Com o início do período eleitoral, a Justiça do Trabalho intensificou o alerta sobre uma prática considerada ilegal e que costuma ganhar força durante as campanhas: o assédio eleitoral no ambiente de trabalho. A conduta ocorre quando empregadores ou superiores hierárquicos utilizam sua posição para pressionar, constranger ou induzir trabalhadores a apoiar determinado candidato ou partido.
A prática viola a liberdade de voto, garantida pela Constituição, e pode resultar em responsabilização nas esferas trabalhista, eleitoral e até criminal, dependendo da gravidade do caso.
Entre as situações que caracterizam o assédio eleitoral estão ameaças de demissão, promessas de promoções ou benefícios em troca de votos, exigência de participação em atos políticos, pressão para que empregados revelem em quem pretendem votar e até perseguições motivadas por posicionamentos políticos.
Decisões recentes da Justiça do Trabalho demonstram que esse tipo de comportamento tem sido punido. Em um dos casos, uma indústria de embalagens de Rio Verde (GO) foi condenada após pressionar funcionários durante a campanha eleitoral de 2022. Ficou comprovado que trabalhadores foram informados de que receberiam folga caso o candidato apoiado pela empresa vencesse a eleição. A empresa foi condenada a pagar R$ 1 mil por danos morais a cada empregado que trabalhava no período.

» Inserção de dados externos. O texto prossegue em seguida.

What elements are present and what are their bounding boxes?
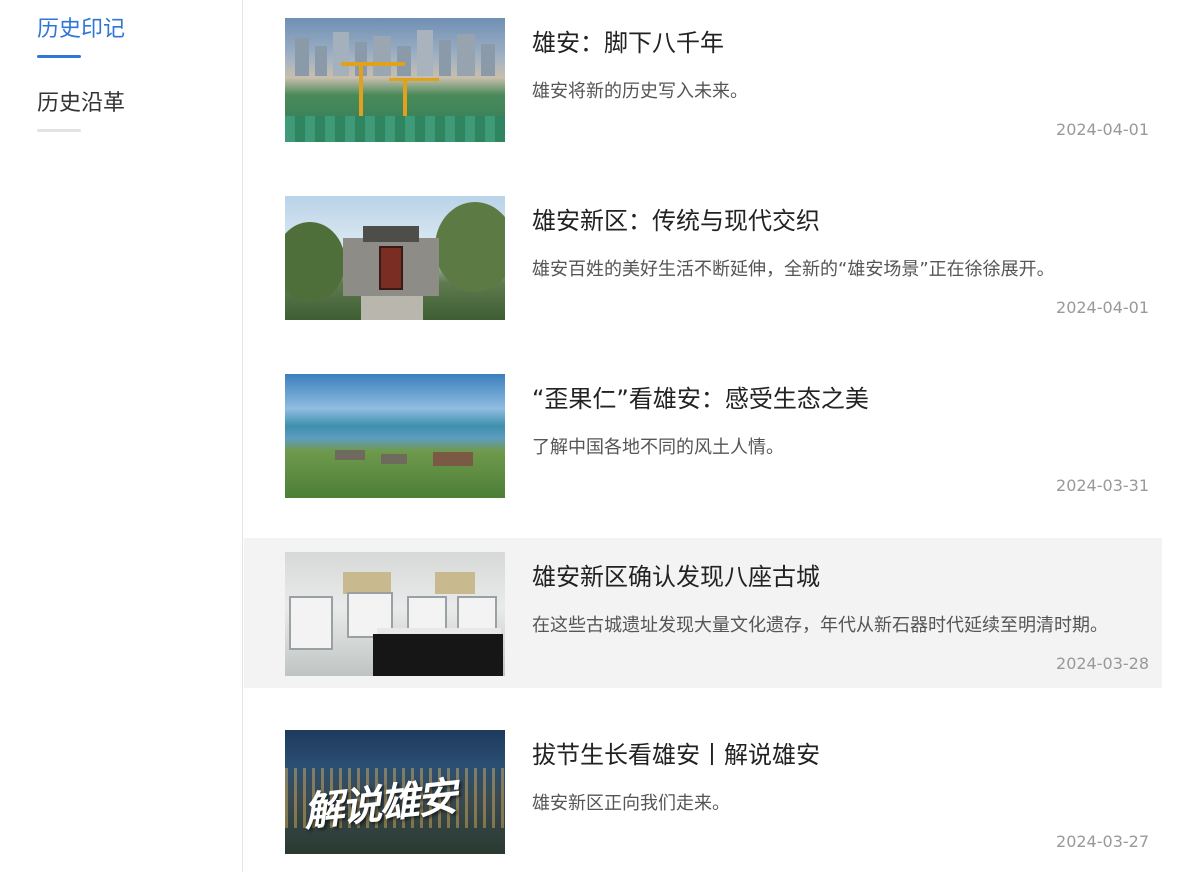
article-date: 2024-03-31 [1056,476,1149,495]
tab-indicator [37,129,81,132]
sidebar-item-label: 历史印记 [37,17,126,42]
article-title[interactable]: 拔节生长看雄安丨解说雄安 [532,738,820,772]
sidebar-item-history-mark[interactable]: 历史印记 [37,15,125,58]
article-item-highlighted[interactable]: 雄安新区确认发现八座古城 在这些古城遗址发现大量文化遗存，年代从新石器时代延续至… [244,538,1162,688]
article-date: 2024-03-27 [1056,832,1149,851]
article-item[interactable]: 雄安：脚下八千年 雄安将新的历史写入未来。 2024-04-01 [244,4,1162,154]
article-title[interactable]: 雄安新区：传统与现代交织 [532,204,820,238]
article-item[interactable]: “歪果仁”看雄安：感受生态之美 了解中国各地不同的风土人情。 2024-03-3… [244,360,1162,510]
article-title[interactable]: 雄安：脚下八千年 [532,26,724,60]
article-description: 雄安新区正向我们走来。 [532,793,730,814]
article-title[interactable]: 雄安新区确认发现八座古城 [532,560,820,594]
article-date: 2024-04-01 [1056,120,1149,139]
sidebar-item-history-evolution[interactable]: 历史沿革 [37,89,125,132]
article-description: 了解中国各地不同的风土人情。 [532,437,784,458]
article-description: 在这些古城遗址发现大量文化遗存，年代从新石器时代延续至明清时期。 [532,615,1108,636]
article-date: 2024-03-28 [1056,654,1149,673]
article-title[interactable]: “歪果仁”看雄安：感受生态之美 [532,382,869,416]
article-date: 2024-04-01 [1056,298,1149,317]
article-thumbnail[interactable] [285,18,505,142]
article-description: 雄安百姓的美好生活不断延伸，全新的“雄安场景”正在徐徐展开。 [532,259,1055,280]
article-thumbnail[interactable] [285,374,505,498]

Em outro processo, uma empresa de coaching de Vitória (ES) foi condenada a indenizar uma ex-vendedora em R$ 8 mil. A trabalhadora comprovou que sofreu pressão para declarar apoio ao candidato defendido pela empresa e acabou demitida após se recusar a revelar sua posição política. Áudios, mensagens e depoimentos de testemunhas confirmaram a prática.
A Justiça do Trabalho ressalta que conversar sobre política no ambiente profissional não configura, por si só, assédio eleitoral. A irregularidade ocorre quando existe qualquer forma de pressão, intimidação ou abuso da relação de trabalho para influenciar a escolha do eleitor.
Quem sofrer ou presenciar esse tipo de situação deve reunir provas, como mensagens, e-mails, áudios, vídeos, fotografias ou contatos de testemunhas. As denúncias podem ser encaminhadas ao Tribunal Superior do Trabalho (TST), ao Conselho Superior da Justiça do Trabalho (CSJT) e ao Ministério Público do Trabalho (MPT), com possibilidade de preservação da identidade do denunciante.
Além de responder judicialmente, o empregador pode ser condenado ao pagamento de indenizações por danos morais, sofrer multas, enfrentar ações de rescisão indireta do contrato de trabalho e, em casos mais graves, responder criminalmente. A orientação da Justiça do Trabalho é que empresas respeitem a liberdade política de seus empregados e mantenham o ambiente de trabalho livre de qualquer tipo de pressão durante o processo eleitoral.